Gen. 6:18 says that before the ark was even built, God told Noah that it was only going to hold eight.  Noah was a preacher of righteousness as he built the ark proclaiming the coming judgment of God.  He wasn’t calling the people to buy a ticket or “get saved”; the Lord was only always going to saved just eight souls.  1 Pet. 3:20 says pretty much the same thing, Because they formerly did not obey, when God's patience waited in the days of Noah, while the ark was being prepared, in which a few, that is, eight persons, were brought safely through water.  Notice how the Lord’s patience was so Noah’s family could be saved, not to see if any more would enter the ark. 

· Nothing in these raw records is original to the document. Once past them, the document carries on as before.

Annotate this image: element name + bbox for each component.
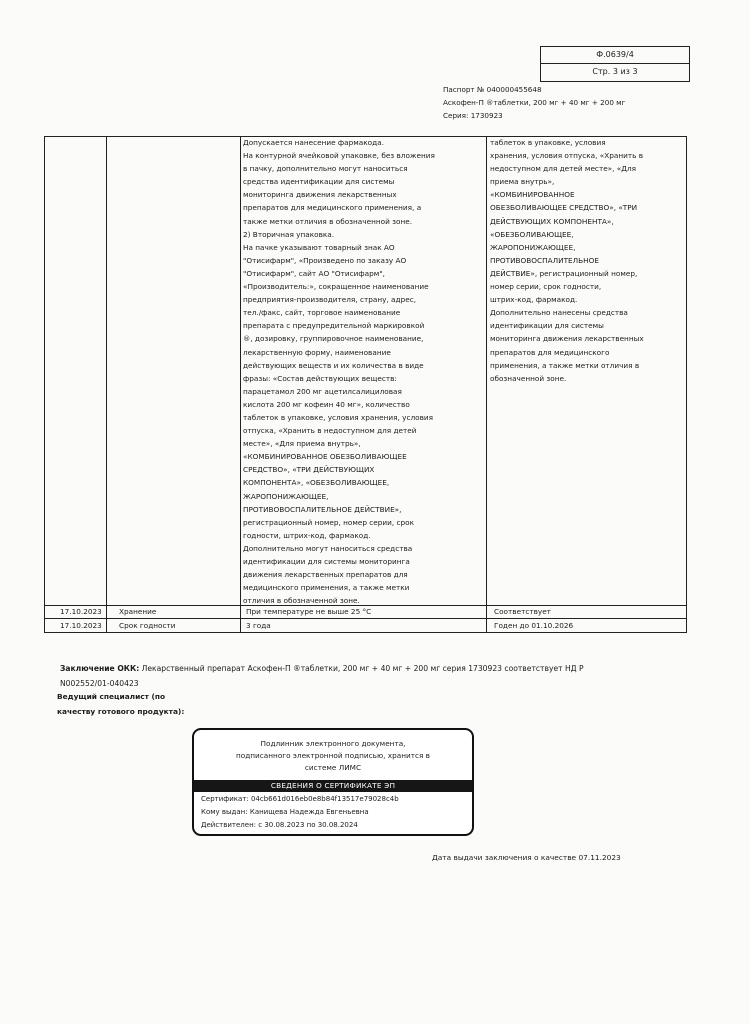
table-row-spec: 3 года [246, 621, 271, 630]
series-number: Серия: 1730923 [443, 111, 503, 120]
table-row-param: Срок годности [119, 621, 176, 630]
table-bottom-line [44, 632, 687, 633]
table-col-line [240, 136, 241, 633]
table-col-line [106, 136, 107, 633]
table-col-line [44, 136, 45, 633]
electronic-signature-stamp [192, 728, 474, 836]
table-row-result: Годен до 01.10.2026 [494, 621, 574, 630]
form-code-box [540, 46, 690, 82]
table-row-result: Соответствует [494, 607, 551, 616]
certificate-owner: Кому выдан: Канищева Надежда Евгеньевна [201, 807, 369, 816]
signature-note [194, 738, 472, 775]
conclusion-label: Заключение ОКК: [60, 664, 140, 673]
signature-note-line: Подлинник электронного документа, [260, 739, 406, 748]
signature-note-line: подписанного электронной подписью, хранится в [236, 751, 430, 761]
result-cell-packaging: таблеток в упаковке, условия хранения, условия отпуска, «Хранить в недоступном для детей месте», «Для приема внутрь», «КОМБИНИРОВАННОЕ ОБЕЗБОЛИВАЮЩЕЕ СРЕДСТВО», «ТРИ ДЕЙСТВУЮЩИХ КОМПОНЕНТА», «ОБЕЗБОЛИВАЮЩЕЕ, ЖАРОПОНИЖАЮЩЕЕ, ПРОТИВОВОСПАЛИТЕЛЬНОЕ ДЕЙСТВИЕ», регистрационный номер, номер серии, срок годности, штрих-код, фармакод. Дополнительно нанесены средства идентификации для системы мониторинга движения лекарственных препаратов для медицинского применения, а также метки отличия в обозначенной зоне. [490, 138, 644, 383]
table-row-spec: При температуре не выше 25 °С [246, 607, 372, 616]
certificate-details [201, 793, 399, 831]
product-name: Аскофен-П ®таблетки, 200 мг + 40 мг + 200 мг [443, 98, 626, 107]
certificate-header: СВЕДЕНИЯ О СЕРТИФИКАТЕ ЭП [194, 780, 472, 792]
page-number: Стр. 3 из 3 [592, 67, 638, 76]
passport-number: Паспорт № 040000455648 [443, 85, 542, 94]
table-row-date: 17.10.2023 [60, 621, 102, 630]
passport-header [443, 83, 625, 122]
table-row-date: 17.10.2023 [60, 607, 102, 616]
specialist-label: Ведущий специалист (по качеству готового продукта): [57, 692, 185, 716]
qc-conclusion [60, 661, 620, 691]
issue-date: Дата выдачи заключения о качестве 07.11.2023 [432, 853, 621, 862]
signature-note-line: системе ЛИМС [304, 763, 362, 773]
certificate-id: Сертификат: 04cb661d016eb0e8b84f13517e79028c4b [201, 795, 399, 803]
spec-cell-packaging: Допускается нанесение фармакода. На контурной ячейковой упаковке, без вложения в пачку, дополнительно могут наноситься средства идентификации для системы мониторинга движения лекарственных препаратов для медицинского применения, а также метки отличия в обозначенной зоне. 2) Вторичная упаковка. На пачке указывают товарный знак АО "Отисифарм", «Произведено по заказу АО "Отисифарм", сайт АО "Отисифарм", «Производитель:», сокращенное наименование предприятия-производителя, страну, адрес, тел./факс, сайт, торговое наименование препарата с предупредительной маркировкой ®, дозировку, группировочное наименование, лекарственную форму, наименование действующих веществ и их количества в виде фразы: «Состав действующих веществ: парацетамол 200 мг ацетилсалициловая кислота 200 мг кофеин 40 мг», количество таблеток в упаковке, условия хранения, условия отпуска, «Хранить в недоступном для детей месте», «Для приема внутрь», «КОМБИНИРОВАННОЕ ОБЕЗБОЛИВАЮЩЕЕ СРЕДСТВО», «ТРИ ДЕЙСТВУЮЩИХ КОМПОНЕНТА», «ОБЕЗБОЛИВАЮЩЕЕ, ЖАРОПОНИЖАЮЩЕЕ, ПРОТИВОВОСПАЛИТЕЛЬНОЕ ДЕЙСТВИЕ», регистрационный номер, номер серии, срок годности, штрих-код, фармакод. Дополнительно могут наноситься средства идентификации для системы мониторинга движения лекарственных препаратов для медицинского применения, а также метки отличия в обозначенной зоне. [243, 138, 435, 606]
table-row-param: Хранение [119, 607, 157, 616]
certificate-validity: Действителен: с 30.08.2023 по 30.08.2024 [201, 820, 358, 829]
table-col-line [486, 136, 487, 633]
form-code: Ф.0639/4 [541, 47, 689, 64]
conclusion-text: Лекарственный препарат Аскофен-П ®таблетки, 200 мг + 40 мг + 200 мг серия 1730923 соответствует НД Р N002552/01-040423 [60, 664, 584, 688]
table-col-line [686, 136, 687, 633]
table-row-divider [44, 618, 687, 619]
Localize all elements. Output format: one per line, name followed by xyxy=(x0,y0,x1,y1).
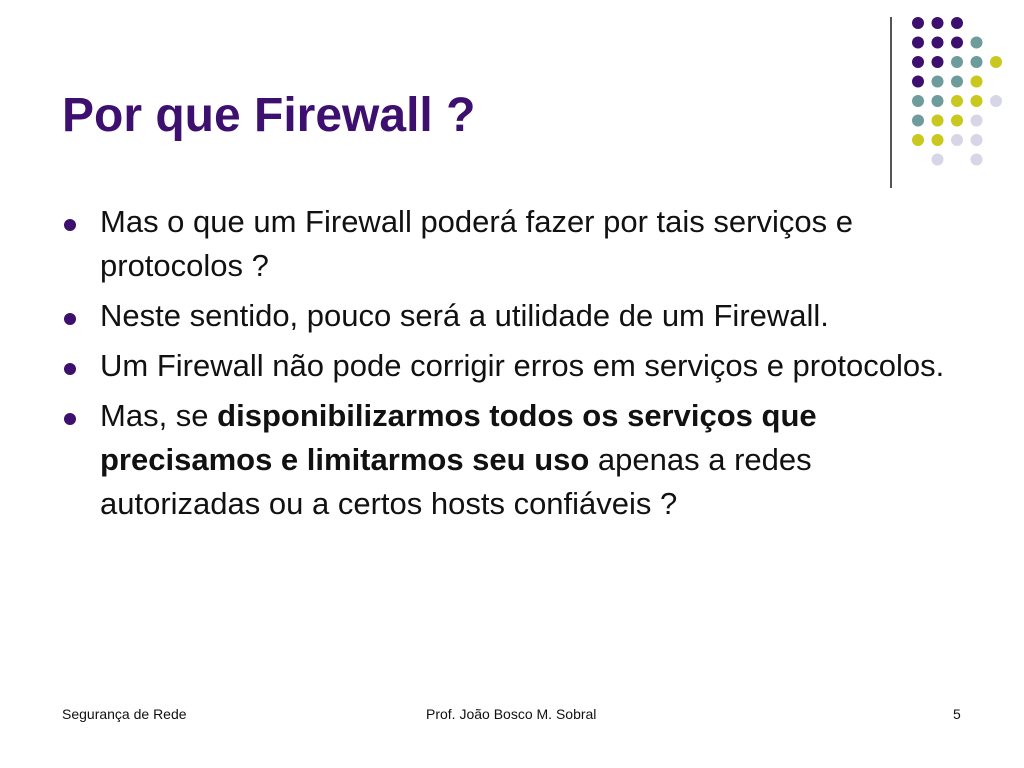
decorative-dot xyxy=(971,134,983,146)
bullet-list xyxy=(62,200,962,532)
decorative-dot xyxy=(912,56,924,68)
decorative-dot xyxy=(971,115,983,127)
decorative-dot xyxy=(932,134,944,146)
bullet-item-4 xyxy=(62,394,962,526)
decorative-dot xyxy=(912,76,924,88)
decorative-dot xyxy=(932,17,944,29)
decorative-dot xyxy=(932,37,944,49)
decorative-dot xyxy=(990,95,1002,107)
decorative-dot xyxy=(932,56,944,68)
decorative-dot xyxy=(932,76,944,88)
decorative-dot xyxy=(951,17,963,29)
footer-author: Prof. João Bosco M. Sobral xyxy=(426,706,597,722)
bullet-text: Um Firewall não pode corrigir erros em serviços e protocolos. xyxy=(100,348,945,383)
bullet-text: Neste sentido, pouco será a utilidade de um Firewall. xyxy=(100,298,829,333)
footer-course-name: Segurança de Rede xyxy=(62,706,187,722)
bullet-text-lead: Mas, se xyxy=(100,398,218,433)
bullet-marker-icon xyxy=(64,313,76,325)
bullet-text-emphasis: disponibilizarmos todos os serviços que precisamos e limitarmos seu uso xyxy=(100,398,817,477)
decorative-dot xyxy=(951,76,963,88)
decorative-dot xyxy=(990,56,1002,68)
decorative-dot xyxy=(932,115,944,127)
bullet-marker-icon xyxy=(64,219,76,231)
decorative-dot xyxy=(912,115,924,127)
decorative-dot xyxy=(951,37,963,49)
decorative-dot xyxy=(912,37,924,49)
footer-page-number: 5 xyxy=(953,706,961,722)
decorative-dot xyxy=(951,134,963,146)
decorative-dot xyxy=(971,56,983,68)
bullet-marker-icon xyxy=(64,363,76,375)
decorative-dot xyxy=(971,95,983,107)
slide-title: Por que Firewall ? xyxy=(62,89,476,142)
decorative-dot xyxy=(951,95,963,107)
decorative-dot xyxy=(971,154,983,166)
bullet-text-tail: apenas a redes autorizadas ou a certos hosts confiáveis ? xyxy=(100,442,812,521)
decorative-dot xyxy=(951,56,963,68)
bullet-text: Mas o que um Firewall poderá fazer por tais serviços e protocolos ? xyxy=(100,204,853,283)
decorative-dot xyxy=(932,154,944,166)
title-divider-line xyxy=(890,17,892,188)
bullet-item-2 xyxy=(62,294,962,338)
decorative-dot xyxy=(912,17,924,29)
decorative-dot xyxy=(971,76,983,88)
bullet-marker-icon xyxy=(64,413,76,425)
bullet-item-3 xyxy=(62,344,962,388)
decorative-dot xyxy=(912,95,924,107)
decorative-dot xyxy=(912,134,924,146)
bullet-item-1 xyxy=(62,200,962,288)
decorative-dot xyxy=(971,37,983,49)
decorative-dot xyxy=(932,95,944,107)
decorative-dot xyxy=(951,115,963,127)
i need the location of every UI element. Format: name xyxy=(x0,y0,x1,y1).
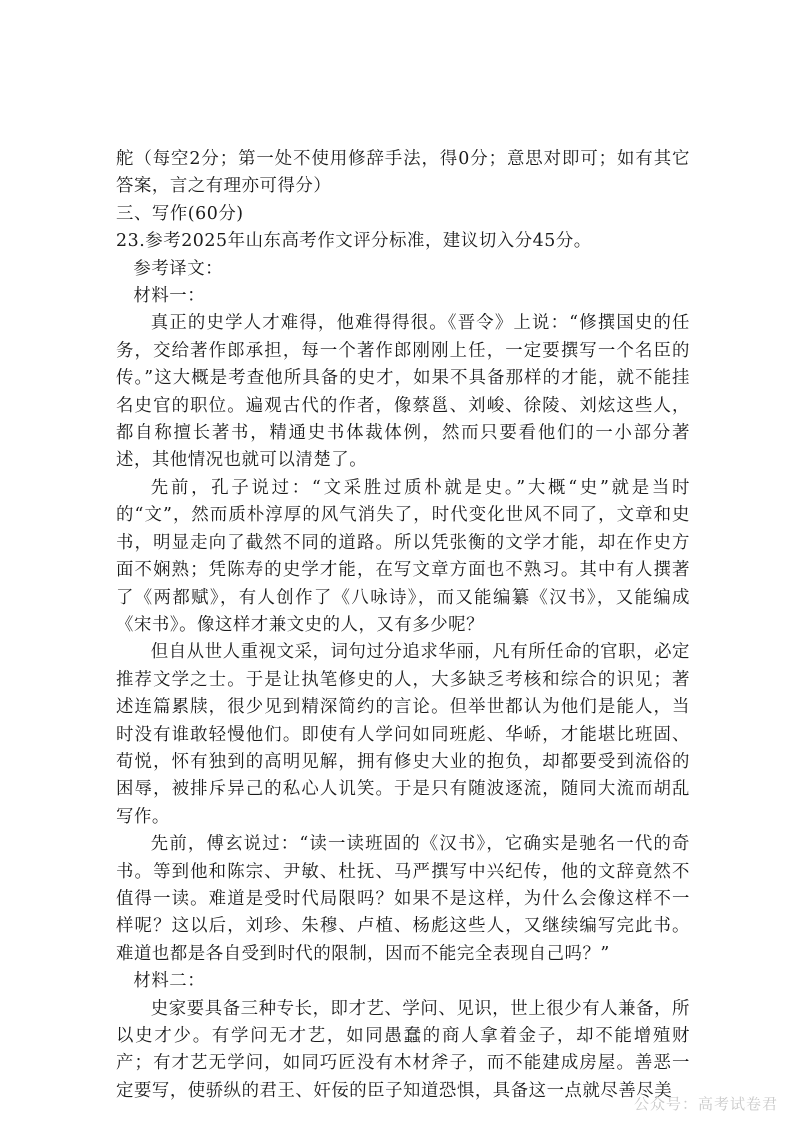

Perhaps the clearest passage that teaches this is in Rev. 6:10-11.  Here the martyrs in heaven are asking the Lord why he hasn’t avenged their blood yet and here is what God tells them, Rev 6:10  They cried out with a loud voice, "O Sovereign Lord, holy and true, how long before you will judge and avenge our blood on those who dwell on the earth?" Rev 6:11  Then they were each given a white robe and told to rest a little longer, until the number of their fellow servants and their brothers should be complete, who were to be killed as they themselves had been.

It should be obvious; God has already determined who was going to be given grace and saved by the sacrifice of his Son on the cross.  So it would make no sense for him to be waiting to come back so more people could be saved than he has elected.  He is building a kingdom of priests; he is building a temple of living stones.  And when the last sinner chosen before the world began is saved then he will come back and destroy this fallen universe and reform it into the new heavens and earth.